Gezien het nader rapport van de Staatssecretaris van Volkshuisvesting, Ruimtelijke Ordening en Milieubeheer van 7 december 2000, nr. MJZ2000147352, Centrale Directie Juridische Zaken;

Hebben goedgevonden en verstaan:

§ 1. Besluit woninggebonden subsidies 1995

[Regeling vervallen per 10-03-2012]

Artikel 2

[Regeling vervallen per 10-03-2012]

  • 1 Onze Minister kan volgens bij ministeriële regeling gestelde regels geldelijke steun verstrekken voor andere doeleinden, de volkshuisvesting betreffende, dan de doeleinden waarvoor op voet van hoofdstuk III van het Besluit woninggebonden subsidies 1995, zoals dat luidde op 31 december 1999, geldelijke steun kon worden verstrekt. Van deze bevoegdheid kan slechts gebruik worden gemaakt, voorzover het betreft geldelijke steun welke onmiddellijk voorafgaand aan de inwerkingtreding van dit besluit in een ministeriële regeling die berustte op artikel 33 van voornoemd besluit, was geregeld.

  • 2 Een ministeriële regeling als bedoeld in het eerste lid bevat in elk geval regels inzake:

    • a. de doeleinden waarvoor de geldelijke steun kan worden verstrekt;

    • b. degenen aan wie de geldelijke steun kan worden verstrekt;

    • c. de wijze van aanvragen van de geldelijke steun;

    • d. de bij de aanvraag over te leggen gegevens en bescheiden;

    • e. de termijnen voor de beslissing omtrent de aanvraag;

    • f. de gronden om geldelijke steun niet te verstrekken;

    • g. de voorwaarden of verplichtingen die gelden bij het verstrekken van de geldelijke steun;

    • h. de totstandkoming van het bedrag van de geldelijke steun;

    • i. de termijnen voor de beslissing omtrent de vaststelling van de geldelijke steun;

    • j. de wijze en het tijdstip of de tijdstippen van uitbetalen van de geldelijke steun;

    • k. de vaststelling van het plafond van de te verstrekken geldelijke steun en de wijze van verdeling van het beschikbare bedrag.

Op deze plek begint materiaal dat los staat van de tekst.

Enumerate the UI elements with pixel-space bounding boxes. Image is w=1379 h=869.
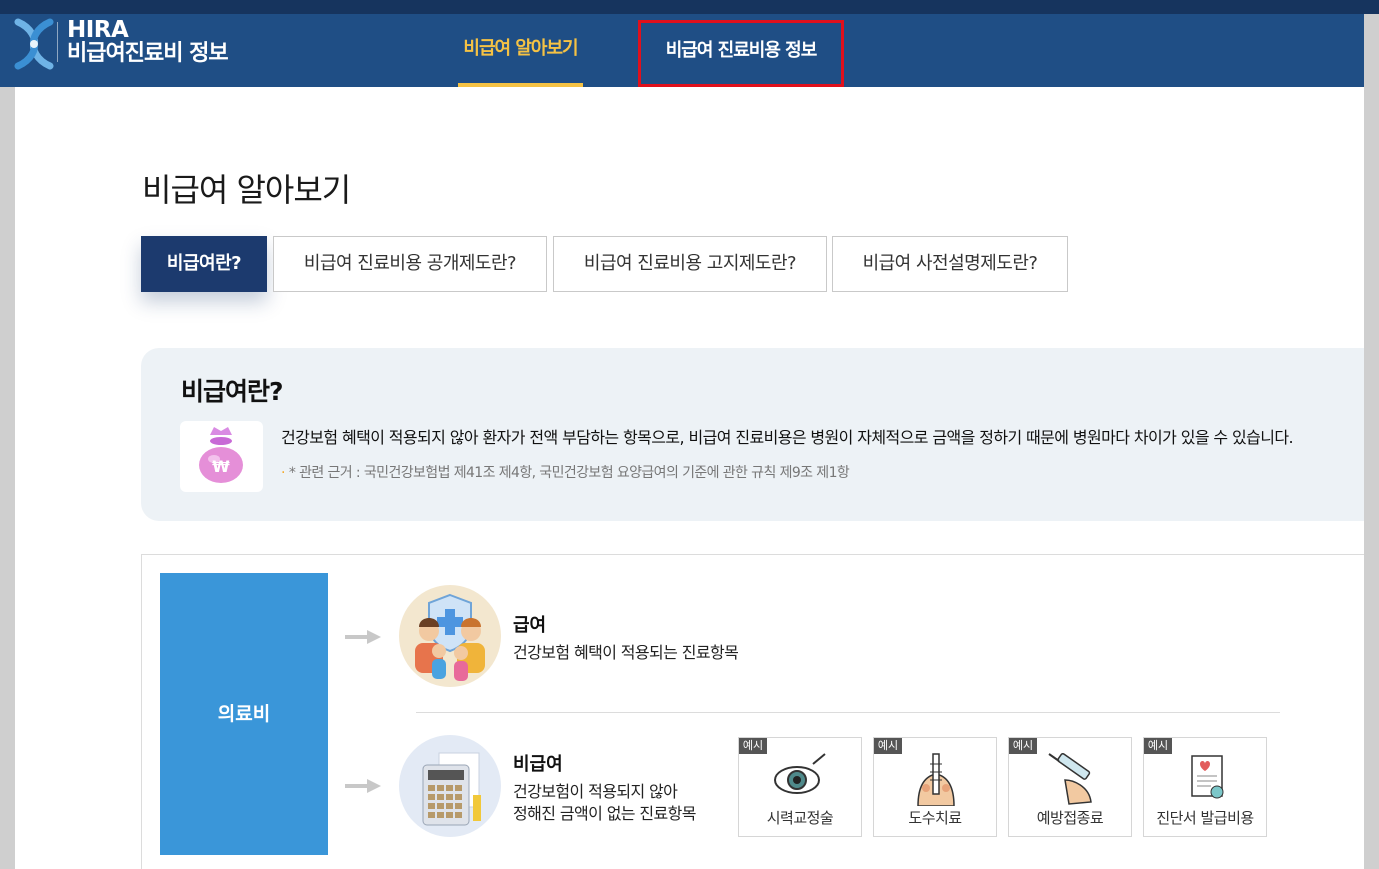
example-card-vaccination: 예시 예방접종료 [1008, 737, 1132, 837]
info-title: 비급여란? [181, 377, 284, 406]
nav-tab-about-noncovered[interactable]: 비급여 알아보기 [458, 14, 583, 87]
site-header: HIRA 비급여진료비 정보 비급여 알아보기 비급여 진료비용 정보 [0, 14, 1364, 87]
spine-icon [917, 753, 955, 806]
example-label: 시력교정술 [766, 809, 834, 827]
nav-tab-noncovered-cost-info[interactable]: 비급여 진료비용 정보 [638, 20, 844, 87]
calculator-icon [422, 752, 481, 826]
medical-cost-box: 의료비 [160, 573, 328, 855]
info-note-text: * 관련 근거 : 국민건강보험법 제41조 제4항, 국민건강보험 요양급여의… [288, 465, 850, 481]
covered-illustration [399, 585, 501, 687]
example-card-manual-therapy: 예시 도수치료 [873, 737, 997, 837]
brand-line1: HIRA [67, 17, 129, 43]
covered-description: 건강보험 혜택이 적용되는 진료항목 [513, 643, 739, 662]
top-strip [0, 0, 1379, 14]
subtab-what-is-noncovered[interactable]: 비급여란? [141, 236, 267, 292]
logo-divider [57, 22, 58, 62]
example-label: 진단서 발급비용 [1156, 809, 1254, 827]
subtab-prior-explanation-system[interactable]: 비급여 사전설명제도란? [832, 236, 1068, 292]
brand-title[interactable]: HIRA 비급여진료비 정보 [67, 17, 229, 66]
noncovered-title: 비급여 [513, 754, 563, 775]
example-card-vision-correction: 예시 시력교정술 [738, 737, 862, 837]
noncovered-description-line2: 정해진 금액이 없는 진료항목 [513, 804, 697, 823]
noncovered-illustration [399, 735, 501, 837]
example-badge: 예시 [739, 738, 767, 754]
info-description: 건강보험 혜택이 적용되지 않아 환자가 전액 부담하는 항목으로, 비급여 진… [281, 428, 1294, 447]
info-box: 비급여란? ₩ 건강보험 혜택이 적용되지 않아 환자가 전액 부담하는 항목으… [141, 348, 1364, 521]
noncovered-description-line1: 건강보험이 적용되지 않아 [513, 782, 678, 801]
eye-icon [774, 753, 826, 794]
divider [416, 712, 1280, 713]
family-shield-icon [415, 593, 485, 681]
main-content: 비급여 알아보기 비급여란? 비급여 진료비용 공개제도란? 비급여 진료비용 … [15, 87, 1364, 869]
brand-line2: 비급여진료비 정보 [67, 41, 229, 66]
example-badge: 예시 [874, 738, 902, 754]
medical-cost-diagram: 의료비 급여 건강보험 혜택이 적용되는 진료항목 비급여 건강보험이 적용되지… [141, 554, 1364, 869]
noncovered-description: 건강보험이 적용되지 않아 정해진 금액이 없는 진료항목 [513, 781, 697, 825]
example-label: 도수치료 [908, 809, 962, 827]
covered-title: 급여 [513, 615, 547, 636]
money-bag-icon: ₩ [199, 427, 243, 483]
arrow-right-icon [345, 630, 381, 644]
subtab-disclosure-system[interactable]: 비급여 진료비용 공개제도란? [273, 236, 547, 292]
info-legal-note: · * 관련 근거 : 국민건강보험법 제41조 제4항, 국민건강보험 요양급여… [281, 462, 850, 482]
arrow-right-icon [345, 779, 381, 793]
svg-text:₩: ₩ [212, 457, 230, 476]
syringe-icon [1048, 753, 1092, 805]
hira-logo-icon[interactable] [12, 18, 56, 70]
note-bullet: · [281, 465, 285, 481]
page-title: 비급여 알아보기 [142, 171, 351, 209]
example-badge: 예시 [1009, 738, 1037, 754]
example-label: 예방접종료 [1036, 809, 1104, 827]
example-card-medical-certificate: 예시 진단서 발급비용 [1143, 737, 1267, 837]
info-icon-box: ₩ [180, 421, 263, 492]
example-badge: 예시 [1144, 738, 1172, 754]
document-icon [1191, 755, 1224, 799]
subtab-notification-system[interactable]: 비급여 진료비용 고지제도란? [553, 236, 827, 292]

  • 3 Indien geldelijke steun als bedoeld in het eerste lid anders dan op aanvraag wordt verstrekt, bevat de daarop betrekking hebbende ministeriële regeling, in plaats van regels inzake de onderwerpen, genoemd in het tweede lid, onderdelen c tot en met f, regels inzake de wijze waarop die verstrekking plaatsvindt.

Artikel 3

[Regeling vervallen per 10-03-2012]

  • 1 Bij ministeriële regeling kan worden bepaald dat in afwijking van artikel 19 van het Besluit woninggebonden subsidies 1995, zoals dat luidde op 31 december 1999, de voorwaarde geldt dat op zodanige wijze subsidie ten laste van de toegekende budgetten voor het jaar 2000 wordt verstrekt voor, of op een zodanige wijze ten laste van die budgetten wordt besloten tot, het bouwen van woningen, standplaatsen of woonwagens, of voor het treffen van ingrijpende voorzieningen aan woningen in de zin van dat besluit, dat op 31 december van dat jaar niet meer resteert dan een bedrag ter hoogte van het budget dat is toegekend ter uitvoering van het programma voor het jaar 1999. Een zodanige regeling is niet van toepassing op ontvangers voor welke zij tot gevolg zou hebben dat het ten hoogste toegestane resterende bedrag lager is dan het ingevolge artikel 19, eerste lid, onderdeel a, van het Besluit woninggebonden subsidies 1995, zoals dat luidde op 31 december 1999, ten hoogste toegestane resterende bedrag. Een regeling als bedoeld in de eerste volzin kan slechts worden vastgesteld, indien verschillende ontvangers, wegens een beperkte beschikbaarheid van bouwrijpe grond op locaties die bestemd zijn voor de bouw van woningen, naar het oordeel van Onze Minister redelijkerwijs niet kunnen slagen in het zodanig besteden van de hen op voet van het Besluit woninggebonden subsidies 1995 toegekende budgetten, dat zij voldoen aan artikel 19, eerste lid, onderdeel a, van het Besluit woninggebonden subsidies 1995, zoals dat luidde op 31 december 1999.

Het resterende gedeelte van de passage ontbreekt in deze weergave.